The freight market can fluctuate almost as much as the weather in the Midwest (for those of you not from the Midwest, that means it can fluctuate a lot). And right now, we’re in the middle of one of the biggest supply chain disruptions we’ve ever experienced. So how do you know if you’re hiring a transportation provider that can withstand the ups and downs of the market? Here are seven signs to look for:
- Experience: Look for a company that’s been around a while. The longer they’ve been in business, the more “storms” they’ve weathered — meaning they’ll likely be able to take on the next supply chain disruption. A wave of new freight brokerages came into the market following the “freight bubble” of 2018. Today’s market disruption is the first one they have to maneuver through. Plus, their book of business likely isn’t as established as an experienced freight broker, so they don’t have a base of foundational customers to fall back on.
- Service Diversity: Companies that serve multiple markets are in a better position to survive, simply because they’re not relying on one industry to thrive.
- Equipment Variety: Much like serving multiple markets, having a variety of equipment can be a big sign of stability. Each market uses their own unique trailer type. Does your transportation provider have access to trailers that can serve multiple industries or freight types?
- Adaptability: How quickly your transportation provider can adjust to market fluctuations says a lot about their stability. In the case of COVID-19, can their Employees work from home? How are the Employees taken care of? Do those Employees take pride in the company they work for?
- Solid Financials: This one may seem obvious, but it’s about more than how far in the black they finish each year.

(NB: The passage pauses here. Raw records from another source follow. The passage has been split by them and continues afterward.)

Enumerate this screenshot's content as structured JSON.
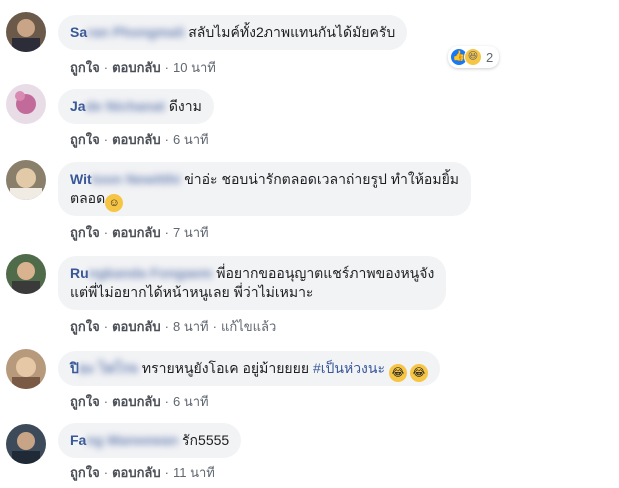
{
  "comments": [
    {
      "name_visible": "Sa",
      "name_blurred": "ran Phongmali",
      "text": "สลับไมค์ทั้ง2ภาพแทนกันได้มัยครับ",
      "actions": {
        "like": "ถูกใจ",
        "reply": "ตอบกลับ",
        "time": "10 นาที"
      },
      "reactions": {
        "count": "2",
        "icons": [
          "like-icon",
          "haha-icon"
        ]
      }
    },
    {
      "name_visible": "Ja",
      "name_blurred": "de Nichanat",
      "text": "ดีงาม",
      "actions": {
        "like": "ถูกใจ",
        "reply": "ตอบกลับ",
        "time": "6 นาที"
      }
    },
    {
      "name_visible": "Wit",
      "name_blurred": "toon Newitthi",
      "text_line1": "ข่าอ่ะ ชอบน่ารักตลอดเวลาถ่ายรูป ทำให้อมยิ้ม",
      "text_line2": "ตลอด",
      "emoji": "smiling-face-emoji",
      "actions": {
        "like": "ถูกใจ",
        "reply": "ตอบกลับ",
        "time": "7 นาที"
      }
    },
    {
      "name_visible": "Ru",
      "name_blurred": "ngkanda Fongaem",
      "text_line1": "พี่อยากขออนุญาตแชร์ภาพของหนูจัง",
      "text_line2": "แต่พี่ไม่อยากได้หน้าหนูเลย พี่ว่าไม่เหมาะ",
      "actions": {
        "like": "ถูกใจ",
        "reply": "ตอบกลับ",
        "time": "8 นาที",
        "edited": "แก้ไขแล้ว"
      }
    },
    {
      "name_visible": "ปิ",
      "name_blurred": "ยะ ไพโรจ",
      "text": "ทรายหนูยังโอเค อยู่ม้ายยยย",
      "hashtag": "#เป็นห่วงนะ",
      "emoji": "tears-of-joy-emoji",
      "actions": {
        "like": "ถูกใจ",
        "reply": "ตอบกลับ",
        "time": "6 นาที"
      }
    },
    {
      "name_visible": "Fa",
      "name_blurred": "ng Maneewan",
      "text": "รัก5555",
      "actions": {
        "like": "ถูกใจ",
        "reply": "ตอบกลับ",
        "time": "11 นาที"
      }
    }
  ],
  "colors": {
    "name": "#385898",
    "bubble": "#f2f3f5",
    "meta": "#606770"
  }
}
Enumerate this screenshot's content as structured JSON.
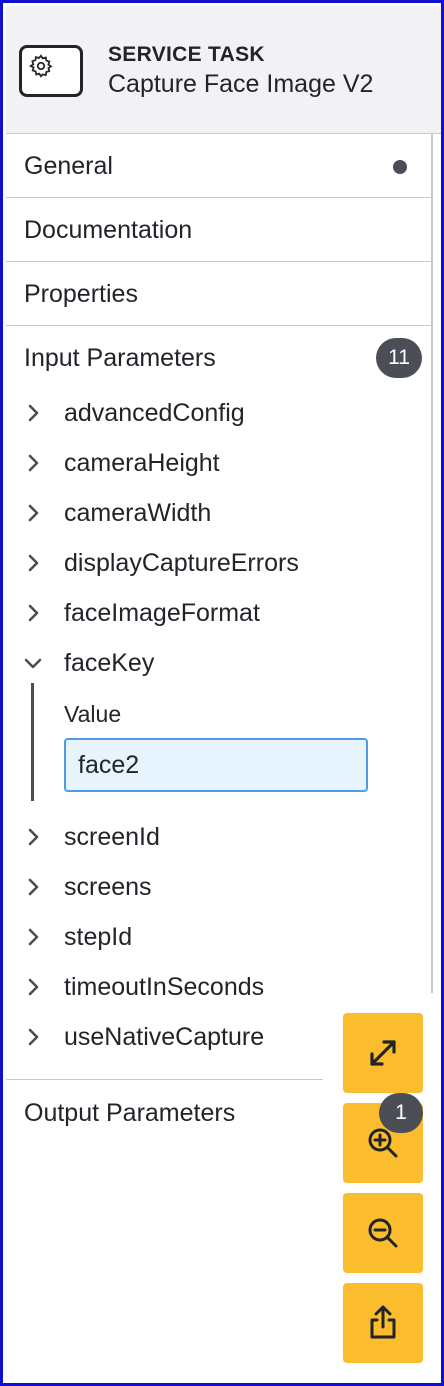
{
  "header": {
    "type_label": "SERVICE TASK",
    "task_name": "Capture Face Image V2",
    "icon": "gear-icon"
  },
  "groups": {
    "general": "General",
    "documentation": "Documentation",
    "properties": "Properties",
    "input_parameters": "Input Parameters",
    "output_parameters": "Output Parameters"
  },
  "input_count": "11",
  "params": [
    "advancedConfig",
    "cameraHeight",
    "cameraWidth",
    "displayCaptureErrors",
    "faceImageFormat",
    "faceKey",
    "screenId",
    "screens",
    "stepId",
    "timeoutInSeconds",
    "useNativeCapture"
  ],
  "expanded_param": {
    "value_label": "Value",
    "value": "face2"
  },
  "fab": {
    "zoom_badge": "1",
    "icons": [
      "expand-icon",
      "zoom-in-icon",
      "zoom-out-icon",
      "share-icon"
    ]
  },
  "colors": {
    "accent": "#fbbd2e",
    "badge": "#4b4d57",
    "input_border": "#4d9ae6",
    "frame": "#1010d0"
  }
}
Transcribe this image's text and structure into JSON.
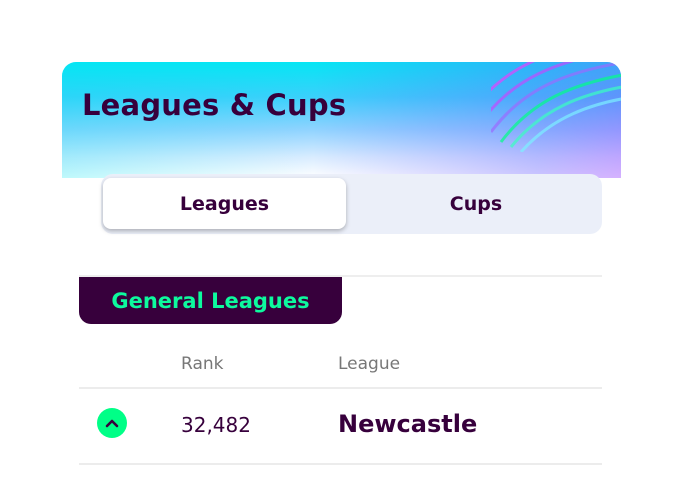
{
  "header": {
    "title": "Leagues & Cups"
  },
  "tabs": [
    {
      "label": "Leagues",
      "active": true
    },
    {
      "label": "Cups",
      "active": false
    }
  ],
  "section": {
    "label": "General Leagues"
  },
  "table": {
    "columns": [
      "Rank",
      "League"
    ],
    "rows": [
      {
        "movement": "up",
        "rank": "32,482",
        "league": "Newcastle"
      }
    ]
  },
  "icons": {
    "movement_up": "chevron-up-icon"
  },
  "colors": {
    "brand_purple": "#37003c",
    "accent_green": "#00ff87",
    "section_label_text": "#0dfa9e",
    "tab_background": "#ebeff9",
    "header_cyan": "#05e6f4"
  }
}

Having a good financial footing allows for better decision-making because company leaders have a firm understanding of how a decision will impact their bottom line and have confidence in their standing to make decisions fast.
- Technology: The ability to invest in technology says a lot about your transportation provider. Do they invest in technology that makes your life easier — whether it’s an online Customer Portal and/or tracking technology? Do they have technology that allows them to make better, informed decisions? Good transportation providers will be able to use predictive data analysis to provide you better communication, high-quality carriers within their network and, ultimately, better pricing for you.
- Relationships: Relationships can go a long way in providing stability for carriers. If working with a freight brokerage, how solid are their relationships with their carrier network? Do they actually have firsthand knowledge about the carriers in their network and personal relationships with them or do they simply rely on load boards? Load boards serve their purpose, no doubt, but there’s nothing like knowing what type of freight each carrier in a broker’s network prefers to haul and who does what best. That means better, safer transportation of your freight. Also, how is your transportation provider’s relationship with you, their customer? Is it a transactional relationship where you only talk when freight needs to be moved? Good companies will stay in touch with you on a regular basis, whether or not you have an immediate transport need. That includes customer surveys. After all, it’s difficult to be a good partner if they don’t actually know what you want — so they can tailor their solutions to fit your unique needs.
All of this sounds great, right? But how do you determine if your carrier shows these signs of stability? The easy way is to ask. Of course, they don’t have to tell you the truth. One useful resource is their website. Read about their history, their leadership team (particularly their experience) and the markets they serve, among other things. Glean as much information as you can from there.
Financial strength can be the hardest to gauge, especially if it’s a privately owned company. But you can learn a lot by monitoring their practices. Are they expanding their fleet, hiring more Employees or even opening new offices and terminals? That’s generally a sign of financial strength. On the opposite end of the spectrum, downsizing can be a sign of financial strain.
Of course, this isn’t the be-all, end-all list of ways to determine a transportation provider’s stability. But hopefully it gives you a better understanding of what to look for when hiring a carrier. After all, if you find a stable carrier you can trust, you should only have to go through the hiring process once.